По белому листу под жёлтым фонарём

По белому листу под жёлтым фонарём
Царапать о своих правах на первородство…
Похлёбка съедена. Голодное сиротство, -
Им сыт и пьян вполне и вдосталь одарён.

Как будто в поддавки, не дерзновенно вовсе,
Всё глубже проникая, входишь в эту осень,
В обезображенную, жалкую на вид, -
Мы с ней посетуем на то, что-де болит

В глуби темницы дольней, несколько левее,
Иль, может, севернее, если обратить
Лицо к востоку и углубиться в аллеи,
Чтоб там расплакаться и без стыда – бродить.

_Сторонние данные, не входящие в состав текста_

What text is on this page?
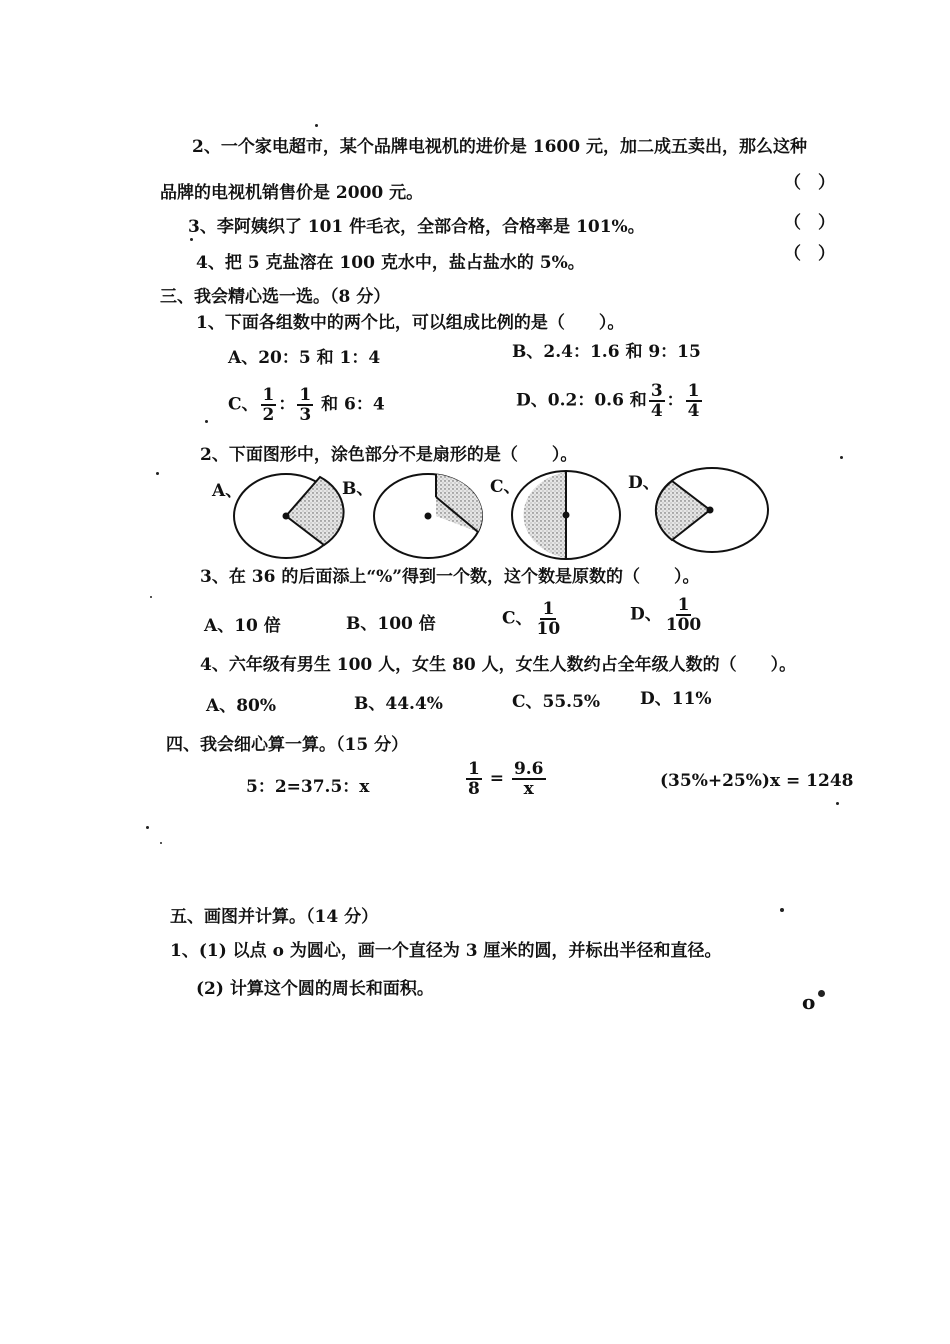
2、一个家电超市，某个品牌电视机的进价是 1600 元，加二成五卖出，那么这种
品牌的电视机销售价是 2000 元。	（　）
3、李阿姨织了 101 件毛衣，全部合格，合格率是 101%。	（　）
4、把 5 克盐溶在 100 克水中，盐占盐水的 5%。	（　）
三、我会精心选一选。（8 分）
1、下面各组数中的两个比，可以组成比例的是（　　）。
A、20：5 和 1：4	B、2.4：1.6 和 9：15
C、 $\frac{1}{2}$ ： $\frac{1}{3}$ 和 6：4	D、0.2：0.6 和 $\frac{3}{4}$ ： $\frac{1}{4}$
2、下面图形中，涂色部分不是扇形的是（　　）。
A、	B、	C、	D、
3、在 36 的后面添上“%”得到一个数，这个数是原数的（　　）。
A、10 倍	B、100 倍	C、 $\frac{1}{10}$	D、 $\frac{1}{100}$
4、六年级有男生 100 人，女生 80 人，女生人数约占全年级人数的（　　）。
A、80%	B、44.4%	C、55.5% D、11%
四、我会细心算一算。（15 分）
5：2=37.5：x	$\frac{1}{8} = \frac{9.6}{x}$	(35%+25%)x = 1248
五、画图并计算。（14 分）
1、(1) 以点 o 为圆心，画一个直径为 3 厘米的圆，并标出半径和直径。
(2) 计算这个圆的周长和面积。
o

В глуби темницы ли душа заточена
От пробуждения, от ужаса зачатья?
Сминая формы слов, приличий и печатей,
К неведомому свету тянется она.

Она ль наполнила восторженные строки,
Вскипая, восходя, рассеивая темь?
Она ли остывает, завершая день
И возвращается в исходе на истоки?..

Ноябрь иссякает. Заморозки внятны.
Уже ли не оттает скованная грязь, -
По ней скольжу теперь, нестойкий, неприглядный,
И эхо слышно: «Эй! Кто временные – слазь!»

Уходит осень так, что оставляет голой,
Безличной, неприкрытой умершую персть,
Безстыдно не омытой брошенную здесь,
Не прибранной совсем к тоске своей исконной.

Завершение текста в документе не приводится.